Pay at the pump is seen as a way to keep the cost of gasoline down by reducing the need for employees at filling stations. It is considered to be a major change from the days in which full service was the norm at filling stations, and the attendant not only pumped fuel, but also washed the windshield and checked the fluids and tire pressure, all while the customer remained in the vehicle. Full service is legally mandated in the US states of New Jersey and parts of Oregon. Oregon allows for commercial self-serve of gasoline for business use through a cardlock network, such as Pacific Pride or CFN.

The technology has also allowed the introduction of unattended filling stations (where allowable by law), which are mainly outside supermarkets and other retail establishments and have no connected store facility.

==Fraud==
Those who use the pay at the pump feature could be putting themselves at risk for fraud, as thieves can attach skimmers to the pumps that can steal the information off the cards used to make purchases. Many debit cards can be used to make the purchase either as debit or credit. But those who make the purchases as debit are potentially feeding their information into the skimmers.

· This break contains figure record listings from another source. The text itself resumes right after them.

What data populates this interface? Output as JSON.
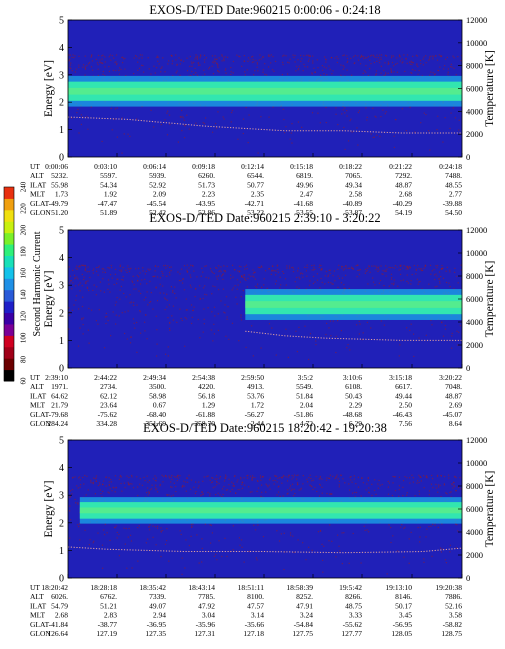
{
  "colorbar": {
    "label": "Second Harmonic Current",
    "ticks": [
      "60",
      "80",
      "100",
      "120",
      "140",
      "160",
      "180",
      "200",
      "220",
      "240"
    ],
    "colors": [
      "#000000",
      "#6b0000",
      "#a00018",
      "#d00020",
      "#7a0096",
      "#3a00a6",
      "#1f1fc8",
      "#2a5ad8",
      "#1f90e6",
      "#14c2ea",
      "#18e0b8",
      "#2ef07a",
      "#7af02a",
      "#c8f010",
      "#f0e010",
      "#f0a010",
      "#e83010"
    ]
  },
  "panel_colors": {
    "background": "#2020b8",
    "band_core": "#32e6b0",
    "band_edge": "#1aa8ea",
    "noise": "#a01c1c",
    "temperature_curve": "#e0a0a0"
  },
  "row_labels": [
    "UT",
    "ALT",
    "ILAT",
    "MLT",
    "GLAT",
    "GLON"
  ],
  "chart_data": [
    {
      "type": "heatmap",
      "title": "EXOS-D/TED   Date:960215  0:00:06 - 0:24:18",
      "ylabel": "Energy [eV]",
      "y2label": "Temperature [K]",
      "ylim": [
        0,
        5
      ],
      "y2lim": [
        0,
        12000
      ],
      "yticks": [
        "0",
        "1",
        "2",
        "3",
        "4",
        "5"
      ],
      "y2ticks": [
        "0",
        "2000",
        "4000",
        "6000",
        "8000",
        "10000",
        "12000"
      ],
      "band": {
        "center_eV": 2.4,
        "half_width_eV": 0.35,
        "start_fraction": 0.0
      },
      "temperature_K": [
        [
          0,
          3500
        ],
        [
          0.15,
          3300
        ],
        [
          0.25,
          3000
        ],
        [
          0.35,
          2700
        ],
        [
          0.45,
          2500
        ],
        [
          0.55,
          2300
        ],
        [
          0.7,
          2300
        ],
        [
          0.85,
          2100
        ],
        [
          1.0,
          2100
        ]
      ],
      "rows": [
        [
          "0:00:06",
          "0:03:10",
          "0:06:14",
          "0:09:18",
          "0:12:14",
          "0:15:18",
          "0:18:22",
          "0:21:22",
          "0:24:18"
        ],
        [
          "5232.",
          "5597.",
          "5939.",
          "6260.",
          "6544.",
          "6819.",
          "7065.",
          "7292.",
          "7488."
        ],
        [
          "55.98",
          "54.34",
          "52.92",
          "51.73",
          "50.77",
          "49.96",
          "49.34",
          "48.87",
          "48.55"
        ],
        [
          "1.73",
          "1.92",
          "2.09",
          "2.23",
          "2.35",
          "2.47",
          "2.58",
          "2.68",
          "2.77"
        ],
        [
          "-49.79",
          "-47.47",
          "-45.54",
          "-43.95",
          "-42.71",
          "-41.68",
          "-40.89",
          "-40.29",
          "-39.88"
        ],
        [
          "51.20",
          "51.89",
          "52.42",
          "52.86",
          "53.22",
          "53.55",
          "53.87",
          "54.19",
          "54.50"
        ]
      ]
    },
    {
      "type": "heatmap",
      "title": "EXOS-D/TED   Date:960215  2:39:10 - 3:20:22",
      "ylabel": "Energy [eV]",
      "y2label": "Temperature [K]",
      "ylim": [
        0,
        5
      ],
      "y2lim": [
        0,
        12000
      ],
      "yticks": [
        "0",
        "1",
        "2",
        "3",
        "4",
        "5"
      ],
      "y2ticks": [
        "0",
        "2000",
        "4000",
        "6000",
        "8000",
        "10000",
        "12000"
      ],
      "band": {
        "center_eV": 2.3,
        "half_width_eV": 0.35,
        "start_fraction": 0.45
      },
      "temperature_K": [
        [
          0.45,
          3200
        ],
        [
          0.55,
          2800
        ],
        [
          0.65,
          2600
        ],
        [
          0.75,
          2500
        ],
        [
          0.85,
          2400
        ],
        [
          1.0,
          2400
        ]
      ],
      "rows": [
        [
          "2:39:10",
          "2:44:22",
          "2:49:34",
          "2:54:38",
          "2:59:50",
          "3:5:2",
          "3:10:6",
          "3:15:18",
          "3:20:22"
        ],
        [
          "1971.",
          "2734.",
          "3500.",
          "4220.",
          "4913.",
          "5549.",
          "6108.",
          "6617.",
          "7048."
        ],
        [
          "64.62",
          "62.12",
          "58.98",
          "56.18",
          "53.76",
          "51.84",
          "50.43",
          "49.44",
          "48.87"
        ],
        [
          "21.79",
          "23.64",
          "0.67",
          "1.29",
          "1.72",
          "2.04",
          "2.29",
          "2.50",
          "2.69"
        ],
        [
          "-79.68",
          "-75.62",
          "-68.40",
          "-61.88",
          "-56.27",
          "-51.86",
          "-48.68",
          "-46.43",
          "-45.07"
        ],
        [
          "284.24",
          "334.28",
          "351.69",
          "358.70",
          "2.44",
          "4.72",
          "6.29",
          "7.56",
          "8.64"
        ]
      ]
    },
    {
      "type": "heatmap",
      "title": "EXOS-D/TED   Date:960215  18:20:42 - 19:20:38",
      "ylabel": "Energy [eV]",
      "y2label": "Temperature [K]",
      "ylim": [
        0,
        5
      ],
      "y2lim": [
        0,
        12000
      ],
      "yticks": [
        "0",
        "1",
        "2",
        "3",
        "4",
        "5"
      ],
      "y2ticks": [
        "0",
        "2000",
        "4000",
        "6000",
        "8000",
        "10000",
        "12000"
      ],
      "band": {
        "center_eV": 2.45,
        "half_width_eV": 0.3,
        "start_fraction": 0.03
      },
      "temperature_K": [
        [
          0,
          2700
        ],
        [
          0.1,
          2500
        ],
        [
          0.3,
          2300
        ],
        [
          0.5,
          2300
        ],
        [
          0.7,
          2200
        ],
        [
          0.9,
          2300
        ],
        [
          1.0,
          2600
        ]
      ],
      "rows": [
        [
          "18:20:42",
          "18:28:18",
          "18:35:42",
          "18:43:14",
          "18:51:11",
          "18:58:39",
          "19:5:42",
          "19:13:10",
          "19:20:38"
        ],
        [
          "6026.",
          "6762.",
          "7339.",
          "7785.",
          "8100.",
          "8252.",
          "8266.",
          "8146.",
          "7886."
        ],
        [
          "54.79",
          "51.21",
          "49.07",
          "47.92",
          "47.57",
          "47.91",
          "48.75",
          "50.17",
          "52.16"
        ],
        [
          "2.68",
          "2.83",
          "2.94",
          "3.04",
          "3.14",
          "3.24",
          "3.33",
          "3.45",
          "3.58"
        ],
        [
          "-41.84",
          "-38.77",
          "-36.95",
          "-35.96",
          "-35.66",
          "-54.84",
          "-55.62",
          "-56.95",
          "-58.82"
        ],
        [
          "126.64",
          "127.19",
          "127.35",
          "127.31",
          "127.18",
          "127.75",
          "127.77",
          "128.05",
          "128.75"
        ]
      ]
    }
  ]
}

Without the human interaction, there is no verification system when credit cards are used to make purchases, and no signature is required. This enables those in possession of stolen or cloned credit cards, or those who are otherwise making unauthorized use of another's card to purchase gasoline without a signature. Many stations now require customers making credit-based transactions to enter their zip code (United States) or equivalent (other countries) in order to be allowed to make a fuel purchase. The security of credit card numbers on receipts has been nearly nullified, as the vast majority of retailers now truncate to only the last four digits of a card on a receipt, with legal force in many states and provinces.

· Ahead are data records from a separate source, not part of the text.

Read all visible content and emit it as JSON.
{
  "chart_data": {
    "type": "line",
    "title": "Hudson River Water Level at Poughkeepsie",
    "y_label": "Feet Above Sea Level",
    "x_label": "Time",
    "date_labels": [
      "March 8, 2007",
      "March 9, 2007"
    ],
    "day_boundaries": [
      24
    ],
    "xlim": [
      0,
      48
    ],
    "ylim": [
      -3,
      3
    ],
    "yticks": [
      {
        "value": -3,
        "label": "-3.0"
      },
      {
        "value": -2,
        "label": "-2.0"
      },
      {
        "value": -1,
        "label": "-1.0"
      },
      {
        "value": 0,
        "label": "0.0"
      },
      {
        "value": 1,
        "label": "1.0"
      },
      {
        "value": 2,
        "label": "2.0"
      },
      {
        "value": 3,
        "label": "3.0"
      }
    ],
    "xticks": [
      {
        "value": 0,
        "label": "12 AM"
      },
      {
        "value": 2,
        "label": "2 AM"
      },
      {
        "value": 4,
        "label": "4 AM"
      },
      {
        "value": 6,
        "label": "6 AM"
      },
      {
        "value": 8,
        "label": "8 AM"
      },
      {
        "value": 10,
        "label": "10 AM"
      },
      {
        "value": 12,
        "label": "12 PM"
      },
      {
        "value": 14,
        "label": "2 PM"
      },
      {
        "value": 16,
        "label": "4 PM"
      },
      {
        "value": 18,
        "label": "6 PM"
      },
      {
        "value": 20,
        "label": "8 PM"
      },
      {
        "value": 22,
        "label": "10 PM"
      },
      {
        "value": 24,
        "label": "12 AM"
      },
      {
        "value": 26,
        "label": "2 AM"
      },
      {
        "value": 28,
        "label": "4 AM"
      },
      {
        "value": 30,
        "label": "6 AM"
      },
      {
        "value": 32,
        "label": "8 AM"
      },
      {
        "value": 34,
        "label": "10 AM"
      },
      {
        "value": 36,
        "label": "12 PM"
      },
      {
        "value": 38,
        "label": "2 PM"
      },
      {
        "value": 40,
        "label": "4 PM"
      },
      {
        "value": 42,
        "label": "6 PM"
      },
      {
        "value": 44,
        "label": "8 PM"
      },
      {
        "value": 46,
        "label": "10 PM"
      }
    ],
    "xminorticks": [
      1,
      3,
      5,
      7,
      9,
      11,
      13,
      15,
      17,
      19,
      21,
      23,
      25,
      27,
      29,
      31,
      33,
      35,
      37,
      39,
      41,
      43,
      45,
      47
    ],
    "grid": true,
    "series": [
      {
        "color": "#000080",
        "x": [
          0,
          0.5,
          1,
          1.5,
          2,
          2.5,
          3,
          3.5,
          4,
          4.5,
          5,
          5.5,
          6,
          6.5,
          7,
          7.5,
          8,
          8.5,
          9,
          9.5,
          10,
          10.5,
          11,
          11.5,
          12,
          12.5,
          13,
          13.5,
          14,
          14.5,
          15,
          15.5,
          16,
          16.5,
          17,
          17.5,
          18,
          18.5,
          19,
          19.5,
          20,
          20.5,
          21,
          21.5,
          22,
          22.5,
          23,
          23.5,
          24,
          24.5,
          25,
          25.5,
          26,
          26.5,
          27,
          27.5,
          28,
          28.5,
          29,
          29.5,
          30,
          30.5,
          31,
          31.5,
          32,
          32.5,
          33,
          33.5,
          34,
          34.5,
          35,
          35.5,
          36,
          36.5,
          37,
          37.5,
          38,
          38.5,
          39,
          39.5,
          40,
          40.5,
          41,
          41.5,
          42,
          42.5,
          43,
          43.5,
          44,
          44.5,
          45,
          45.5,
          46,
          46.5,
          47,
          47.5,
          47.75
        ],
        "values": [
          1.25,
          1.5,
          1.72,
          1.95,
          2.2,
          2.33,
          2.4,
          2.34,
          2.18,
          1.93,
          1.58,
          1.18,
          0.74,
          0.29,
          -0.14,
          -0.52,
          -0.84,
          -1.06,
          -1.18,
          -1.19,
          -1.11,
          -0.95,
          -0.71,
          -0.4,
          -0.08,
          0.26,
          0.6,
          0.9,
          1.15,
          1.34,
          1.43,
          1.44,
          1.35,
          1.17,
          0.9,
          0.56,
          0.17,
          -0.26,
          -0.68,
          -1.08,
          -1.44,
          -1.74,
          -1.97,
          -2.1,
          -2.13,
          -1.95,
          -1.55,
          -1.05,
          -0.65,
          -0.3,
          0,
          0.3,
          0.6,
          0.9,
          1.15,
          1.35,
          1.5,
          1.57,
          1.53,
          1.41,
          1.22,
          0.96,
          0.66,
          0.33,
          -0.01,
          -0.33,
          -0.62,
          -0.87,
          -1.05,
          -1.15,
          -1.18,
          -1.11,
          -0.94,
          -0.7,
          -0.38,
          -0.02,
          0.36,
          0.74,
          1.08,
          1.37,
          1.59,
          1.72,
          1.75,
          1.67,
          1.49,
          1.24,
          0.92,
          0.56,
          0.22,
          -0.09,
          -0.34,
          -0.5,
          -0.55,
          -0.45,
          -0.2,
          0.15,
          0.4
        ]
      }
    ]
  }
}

In the United States, EMV chip card acceptance at gas pumps was part of the liability shift, where the entity that does not comply with the chip card upgrades will be liable for any fraud. The liability shift was originally set to be at October 2017 but was moved to October 2020 by all payment brands, and later the payment brands extended the liability shift to April 2021.

==Cost to consumers==

The vast majority of gas pumps with pay-at-the-pump capabilities will place a temporary hold on a certain amount of money, generally $75-$150, in a customer's account following the use of a debit or credit card to make a purchase. The pump must do this pre-authorization before allowing a customer to pump fuel to guarantee funds are available to pay for said fuel. The length of time the funds are placed on hold, and are unavailable to the customer, is totally dependent on how fast the customer's bank processes the transaction. Depending on the bank, it can take a few minutes to a few business days before the funds on hold are released.

While this amount is placed on hold, the customer could be penalized for non-sufficient funds when making other purchases on the same account.

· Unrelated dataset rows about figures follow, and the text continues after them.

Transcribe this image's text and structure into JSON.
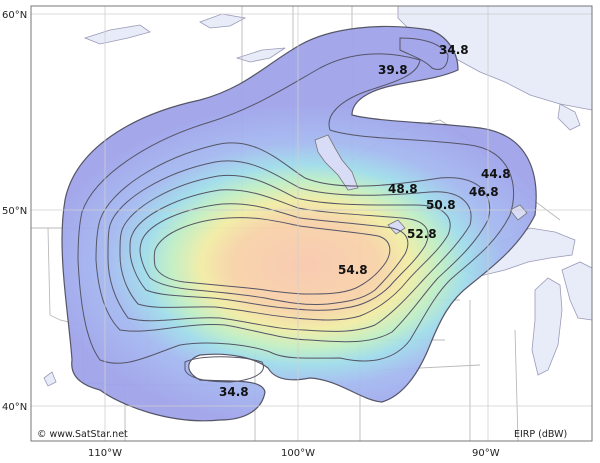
{
  "map": {
    "copyright": "© www.SatStar.net",
    "legend_unit": "EIRP (dBW)",
    "latitude_labels": [
      "60°N",
      "50°N",
      "40°N"
    ],
    "longitude_labels": [
      "110°W",
      "100°W",
      "90°W"
    ],
    "contour_labels": [
      "34.8",
      "39.8",
      "44.8",
      "46.8",
      "48.8",
      "50.8",
      "52.8",
      "54.8",
      "34.8"
    ],
    "colors": {
      "land": "#ffffff",
      "water": "#e8ebf8",
      "border": "#b9b9b9",
      "grid": "#cfcfcf",
      "frame": "#777777",
      "contour_line": "#555566",
      "footprint_outer": "#a7aaee",
      "footprint_core": "#f7c9b0"
    }
  }
}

To avoid pre-authorizations and holds placed on their accounts, customers can pay for fuel inside the gas station and not use pay-at-the-pump services.

==Cost to businesses and employees==

Paying at the pump may lead to customers avoiding going inside a convenience store and purchasing snacks, beverages, tobacco, or automotive products, thereby hurting the profits stations make from such sales.
==Pay at the pump using a smartphone==
Some gas pumps have been upgraded to offer contactless payment, where mobile wallets like Apple Pay and Google Pay are accepted, as well as mobile features to pay at the pump online, without interacting with the pump for the payment, by identifying the pump number in the mobile wallet and charging the card stored in the wallet.

Amazon also offers pay with Alexa at selected gas pumps.